Financial Security Among Americans Rising
With the stock market reaching all-time highs and job growth continuing, Americans’ financial security increased in March.
Bankrate.com’s March Financial Security Index came in at 101.5, which is the highest since polls began in December 2010 and a 4.7 point jump from February. This marks the third time in the past 28 months that consumers are more secure with their finances than a year prior.
Nearly half of Americans said they haven’t noticed the effects of the increase in payroll taxes, while 7 percent said they have been unaffected. However, 30 percent said they have cut their spending as a result, and eight percent are putting less money away in savings.

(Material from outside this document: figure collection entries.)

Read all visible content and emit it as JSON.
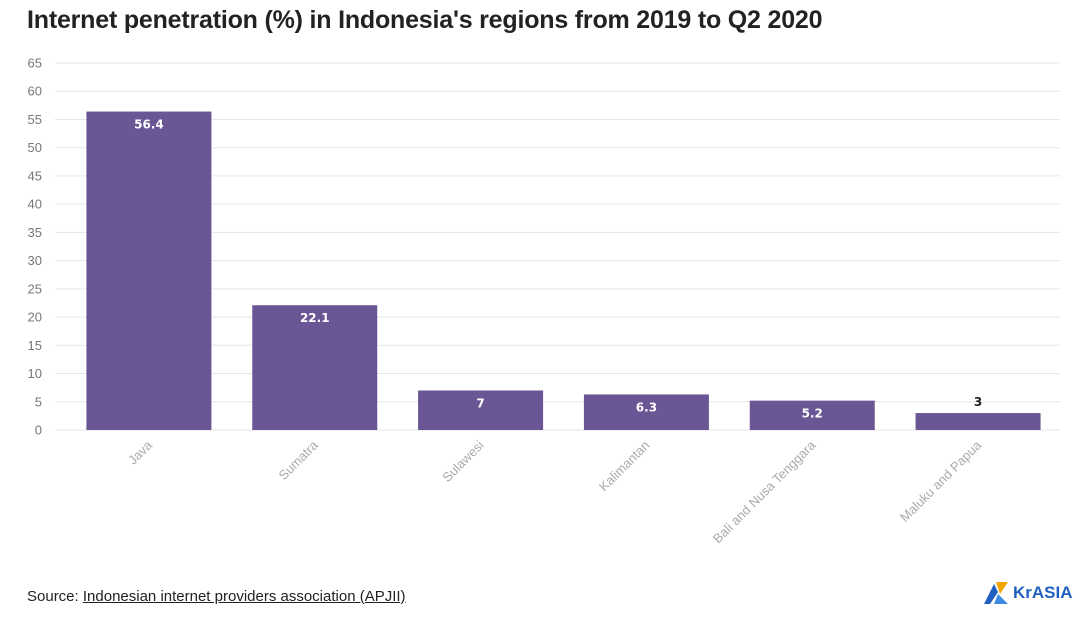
{
  "title": "Internet penetration (%) in Indonesia's regions from 2019 to Q2 2020",
  "source": {
    "prefix": "Source: ",
    "link_text": "Indonesian internet providers association (APJII)"
  },
  "logo": {
    "text": "KrASIA"
  },
  "colors": {
    "bar": "#6a5694",
    "grid": "#e6e6e6",
    "label_inside": "#ffffff",
    "label_outside": "#222222"
  },
  "chart_data": {
    "type": "bar",
    "title": "Internet penetration (%) in Indonesia's regions from 2019 to Q2 2020",
    "xlabel": "",
    "ylabel": "",
    "categories": [
      "Java",
      "Sumatra",
      "Sulawesi",
      "Kalimantan",
      "Bali and Nusa Tenggara",
      "Maluku and Papua"
    ],
    "values": [
      56.4,
      22.1,
      7,
      6.3,
      5.2,
      3
    ],
    "data_labels": [
      "56.4",
      "22.1",
      "7",
      "6.3",
      "5.2",
      "3"
    ],
    "ylim": [
      0,
      65
    ],
    "yticks": [
      0,
      5,
      10,
      15,
      20,
      25,
      30,
      35,
      40,
      45,
      50,
      55,
      60,
      65
    ],
    "grid": true,
    "legend": "none"
  }
}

“What is shocking is that the lowest-income households were the least likely to have cut back on spending and the most likely not to have noticed the change in the payroll tax,” said Greg McBride, Bankrate.com’s senior financial analyst. “These results contradict the widely held assumption that lower-income households would feel the biggest squeeze from the payroll tax cut expiring.”

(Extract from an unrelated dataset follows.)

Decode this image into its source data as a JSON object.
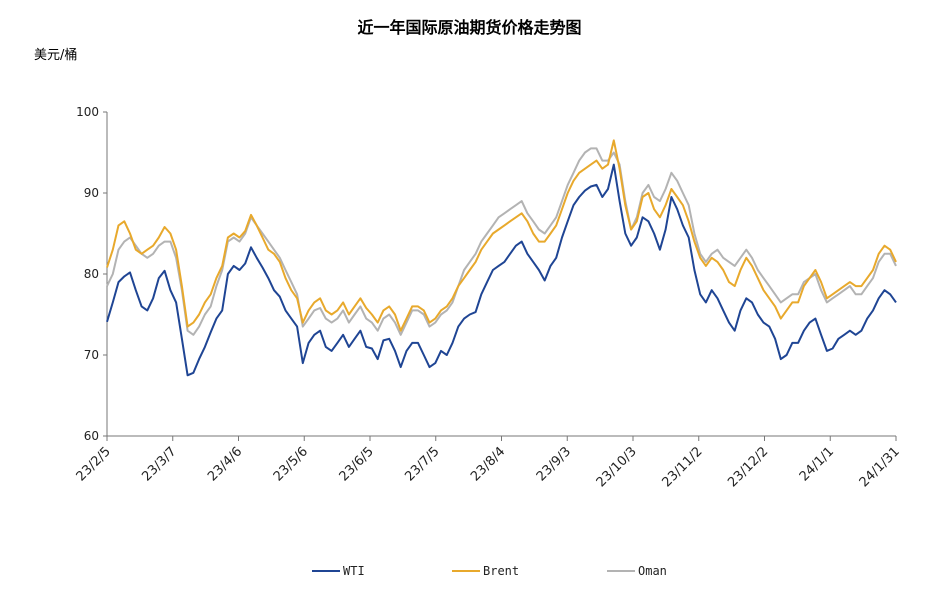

Those who are still feeling financially insecure may want to consider following these steps:
Pay off your debt – One of the biggest financial mistakes consumers make is carrying debt. Whether it be a personal line of credit or credit card debt, these balances can be extremely damaging to a person’s finances. To avoid getting into trouble with debt, Americans shouldn’t borrow any money they are unable to pay back.

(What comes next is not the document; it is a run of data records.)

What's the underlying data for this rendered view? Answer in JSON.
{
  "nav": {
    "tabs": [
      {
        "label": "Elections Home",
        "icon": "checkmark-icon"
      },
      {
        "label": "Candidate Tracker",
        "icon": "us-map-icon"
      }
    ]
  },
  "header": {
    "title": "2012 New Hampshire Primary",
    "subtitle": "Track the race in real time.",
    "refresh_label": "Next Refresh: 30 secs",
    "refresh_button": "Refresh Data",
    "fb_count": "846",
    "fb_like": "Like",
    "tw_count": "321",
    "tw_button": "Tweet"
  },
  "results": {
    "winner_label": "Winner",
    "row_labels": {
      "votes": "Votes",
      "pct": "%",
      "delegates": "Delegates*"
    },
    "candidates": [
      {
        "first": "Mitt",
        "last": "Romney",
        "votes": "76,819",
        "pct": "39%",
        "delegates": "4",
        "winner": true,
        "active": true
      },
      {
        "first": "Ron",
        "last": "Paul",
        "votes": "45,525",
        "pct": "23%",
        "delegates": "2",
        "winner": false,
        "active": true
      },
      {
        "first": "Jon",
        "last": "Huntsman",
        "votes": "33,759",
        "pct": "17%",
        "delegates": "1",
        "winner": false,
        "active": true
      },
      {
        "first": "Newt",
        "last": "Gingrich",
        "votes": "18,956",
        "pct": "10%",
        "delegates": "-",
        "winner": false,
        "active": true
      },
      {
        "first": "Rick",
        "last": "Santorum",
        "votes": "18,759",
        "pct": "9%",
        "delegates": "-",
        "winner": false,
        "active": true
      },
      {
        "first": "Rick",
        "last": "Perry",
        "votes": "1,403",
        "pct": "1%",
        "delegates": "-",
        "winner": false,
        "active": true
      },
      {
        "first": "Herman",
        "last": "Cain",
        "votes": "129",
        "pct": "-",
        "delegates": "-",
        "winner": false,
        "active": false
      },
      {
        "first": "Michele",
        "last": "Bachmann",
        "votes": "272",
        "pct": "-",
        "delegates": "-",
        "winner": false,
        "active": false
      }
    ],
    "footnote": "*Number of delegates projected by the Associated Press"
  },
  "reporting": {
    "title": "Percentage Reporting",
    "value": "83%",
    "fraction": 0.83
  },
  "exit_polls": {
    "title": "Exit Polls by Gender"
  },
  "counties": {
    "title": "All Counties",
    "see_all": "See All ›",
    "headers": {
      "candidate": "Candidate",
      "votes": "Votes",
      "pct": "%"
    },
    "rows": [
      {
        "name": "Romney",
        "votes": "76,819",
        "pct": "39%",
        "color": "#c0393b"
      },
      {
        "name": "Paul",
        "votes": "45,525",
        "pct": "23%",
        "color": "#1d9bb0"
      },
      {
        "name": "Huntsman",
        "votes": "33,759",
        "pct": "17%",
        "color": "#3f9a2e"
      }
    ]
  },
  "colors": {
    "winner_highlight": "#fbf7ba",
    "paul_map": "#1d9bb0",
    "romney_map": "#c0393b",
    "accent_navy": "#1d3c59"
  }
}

Be prepared for emergencies – Oftentimes, people feel financially insecure due to the fact that they aren’t prepared for unexpected expenses, such as a car accident or hospital visit. To prepare themselves for these situations, consumers should establish an emergency fund. This safety net can give them the money needed if faced with a unexpected expense.
Additionally, consumers should make sure they have the proper insurance, such as health, homeowner’s and auto insurance.
Invest for retirement – Another reason people may be worried about their finances is that they don’t have retirement savings. Without investments for retirement, Americans could struggle to fund their lifestyle after leaving the workforce. With that said, these people should take advantage of all the opportunities available. For example, many companies offer 401(k) plans to employees. In some cases, the employer may even match contributions to a certain percentage.